Zugleich aber fällt die Ratsvorsitzende inzwischen zusehends durch formale Strenge auf. Unnachgiebig schreitet sie ein, wenn bei Reden Zwischenrufe aus den Fraktionsreihen ertönen. "Bitte unterlassen Sie den Zwischenruf", wird es dann monoton aus dem Grunau-Mikrofon – die Ratsvorsitzende verfügt über ein eigenes – in den Raum übertragen. Mit Erfolg, die Anweisung verfehlt ihren Zweck nicht. Mucksmäuschenstill kuschen die Ratsmitglieder, nicht einmal mehr AfD oder CDU mucken noch auf.
◼︎ Übergriffige Bevormundung
Inzwischen aber scheint sich angesichts der teils übergriffigen Bevormundung durch die Ratsvorsitzende Unmut breit zu machen. Die Frage: Warum sollten Zwischenrufe nicht möglich sein, insbesondere dann, wenn damit ein neuer Gedanke in die Diskussion eingebracht oder ein falscher korrigiert wird? Ein Verstoß gegen die Geschäftsordnung jedenfalls wäre es nicht. Im Gegenteil: Im Bundestag und in den Landesparlamenten werden Zwischenrufe sogar protokollarisch notiert, eben weil damit auch die Atmosphäre einer Debatte für die Nachwelt festgehalten werden soll.
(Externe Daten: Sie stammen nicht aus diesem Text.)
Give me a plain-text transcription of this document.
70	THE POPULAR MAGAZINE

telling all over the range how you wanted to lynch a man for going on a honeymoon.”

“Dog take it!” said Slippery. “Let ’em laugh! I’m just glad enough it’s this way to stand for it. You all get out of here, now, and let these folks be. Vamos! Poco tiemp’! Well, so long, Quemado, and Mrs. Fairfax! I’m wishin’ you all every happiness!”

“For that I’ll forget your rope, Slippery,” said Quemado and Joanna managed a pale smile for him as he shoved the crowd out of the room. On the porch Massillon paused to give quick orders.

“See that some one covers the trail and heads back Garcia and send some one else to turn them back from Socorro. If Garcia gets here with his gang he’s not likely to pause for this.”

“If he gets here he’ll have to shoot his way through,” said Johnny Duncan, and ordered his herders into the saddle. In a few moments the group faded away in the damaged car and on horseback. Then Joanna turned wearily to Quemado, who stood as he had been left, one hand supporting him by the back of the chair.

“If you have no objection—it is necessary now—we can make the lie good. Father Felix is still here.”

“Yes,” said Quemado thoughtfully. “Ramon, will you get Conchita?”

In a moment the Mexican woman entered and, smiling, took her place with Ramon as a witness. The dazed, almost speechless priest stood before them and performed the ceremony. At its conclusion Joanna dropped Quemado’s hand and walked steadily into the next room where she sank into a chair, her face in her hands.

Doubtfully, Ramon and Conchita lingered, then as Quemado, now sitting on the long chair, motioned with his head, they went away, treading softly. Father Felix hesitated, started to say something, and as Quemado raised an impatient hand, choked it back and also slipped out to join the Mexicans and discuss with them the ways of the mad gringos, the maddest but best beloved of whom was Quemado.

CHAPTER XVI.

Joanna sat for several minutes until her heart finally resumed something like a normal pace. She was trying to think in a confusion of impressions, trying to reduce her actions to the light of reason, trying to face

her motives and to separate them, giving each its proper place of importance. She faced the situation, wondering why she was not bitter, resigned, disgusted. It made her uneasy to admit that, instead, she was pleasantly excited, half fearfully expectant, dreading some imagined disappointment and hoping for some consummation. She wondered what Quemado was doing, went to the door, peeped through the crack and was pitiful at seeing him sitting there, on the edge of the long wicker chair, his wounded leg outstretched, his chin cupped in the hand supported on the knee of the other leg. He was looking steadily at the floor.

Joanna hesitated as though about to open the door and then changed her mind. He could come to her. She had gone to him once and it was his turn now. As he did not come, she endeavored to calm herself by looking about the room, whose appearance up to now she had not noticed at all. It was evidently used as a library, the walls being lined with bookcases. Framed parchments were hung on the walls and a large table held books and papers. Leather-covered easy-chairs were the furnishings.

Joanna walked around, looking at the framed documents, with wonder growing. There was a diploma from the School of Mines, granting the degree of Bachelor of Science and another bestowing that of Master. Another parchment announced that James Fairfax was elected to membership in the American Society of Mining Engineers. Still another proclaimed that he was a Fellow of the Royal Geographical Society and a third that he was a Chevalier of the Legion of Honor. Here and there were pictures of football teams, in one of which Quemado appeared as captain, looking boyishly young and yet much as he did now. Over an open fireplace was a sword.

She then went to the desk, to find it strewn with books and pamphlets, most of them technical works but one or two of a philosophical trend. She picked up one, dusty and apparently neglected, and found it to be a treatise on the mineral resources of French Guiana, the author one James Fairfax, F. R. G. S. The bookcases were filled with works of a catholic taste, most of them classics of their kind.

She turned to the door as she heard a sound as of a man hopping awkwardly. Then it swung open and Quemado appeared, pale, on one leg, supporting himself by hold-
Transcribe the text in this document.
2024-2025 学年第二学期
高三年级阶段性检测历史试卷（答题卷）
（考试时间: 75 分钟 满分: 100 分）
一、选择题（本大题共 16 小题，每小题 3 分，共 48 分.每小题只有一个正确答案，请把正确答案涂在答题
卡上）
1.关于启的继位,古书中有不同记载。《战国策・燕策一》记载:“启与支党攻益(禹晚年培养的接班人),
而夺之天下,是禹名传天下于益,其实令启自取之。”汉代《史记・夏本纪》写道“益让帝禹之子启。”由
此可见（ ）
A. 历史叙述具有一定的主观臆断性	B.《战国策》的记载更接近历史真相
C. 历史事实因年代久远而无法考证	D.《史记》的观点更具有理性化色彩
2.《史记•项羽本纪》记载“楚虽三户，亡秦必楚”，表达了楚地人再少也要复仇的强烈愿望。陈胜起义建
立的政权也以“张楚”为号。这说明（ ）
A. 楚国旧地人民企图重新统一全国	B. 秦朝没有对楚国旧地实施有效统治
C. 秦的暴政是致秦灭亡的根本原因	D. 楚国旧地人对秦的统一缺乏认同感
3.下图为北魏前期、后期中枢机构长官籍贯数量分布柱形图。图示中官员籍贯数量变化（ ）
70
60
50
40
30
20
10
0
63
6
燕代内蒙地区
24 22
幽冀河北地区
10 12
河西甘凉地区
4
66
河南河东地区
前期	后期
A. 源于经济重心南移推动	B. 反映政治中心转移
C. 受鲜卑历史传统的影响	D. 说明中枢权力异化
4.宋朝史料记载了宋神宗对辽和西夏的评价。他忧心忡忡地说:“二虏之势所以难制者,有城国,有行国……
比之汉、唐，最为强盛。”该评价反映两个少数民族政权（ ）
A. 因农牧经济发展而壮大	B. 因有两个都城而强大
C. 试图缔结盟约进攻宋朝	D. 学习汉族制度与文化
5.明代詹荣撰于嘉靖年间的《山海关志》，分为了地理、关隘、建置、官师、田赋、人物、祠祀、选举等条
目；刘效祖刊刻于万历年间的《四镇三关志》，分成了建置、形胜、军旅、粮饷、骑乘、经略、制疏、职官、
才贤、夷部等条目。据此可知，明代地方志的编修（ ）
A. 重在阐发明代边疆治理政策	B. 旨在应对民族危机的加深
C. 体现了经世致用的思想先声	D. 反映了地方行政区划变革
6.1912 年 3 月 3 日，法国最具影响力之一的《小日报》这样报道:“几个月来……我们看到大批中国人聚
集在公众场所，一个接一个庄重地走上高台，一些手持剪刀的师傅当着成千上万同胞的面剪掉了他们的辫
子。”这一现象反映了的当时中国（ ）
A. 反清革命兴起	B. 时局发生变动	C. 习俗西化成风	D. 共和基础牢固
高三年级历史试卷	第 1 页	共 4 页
Hinter vorgehaltener Hand wird daher auch mehr und mehr Kritik an der Ratsvorsitzenden geäußert. Zwar sind zügellose Sitzungen weiter von niemandem erwünscht, doch dürfe dies nicht dazu führen, dass keine lebendigen Diskussionen stattfinden. "Wenn ein spontaner Einwurf auf eine gerade gehaltene Rede erst dann möglich ist, wenn die Rede zuende ist und man dann nach Worterteilung durch die Ratsvorsitzende auch noch den Weg zu dem weit entfernten Saalmikrofon suchen muss, dann erstirbt jede lebendige Diskussion und damit ein wichtiger Zweck einer Ratssitzung", ist von einem Ratsmitglied zu hören.
◼︎ Kein Platz für Bürgernähe
Das Fehlen einer lebendigen Streitkultur mit Zwischenrufen dürfte aber auch über den Rat hinaus für Frust sorgen, allen voran bei denen, die den mühsamen Weg zu den Ratssitzungen nicht scheuen. Denn seit längerer Zeit schon finden diese nicht mehr im Rathaus statt, sondern im "Kulturforum Wienebüttel", jenem scheunenartigen Gebäude abseits am Stadtrand. Wie dies mit der vielbeschworenen Bürgernähe zusammenpasst, ist ein anderes Thema.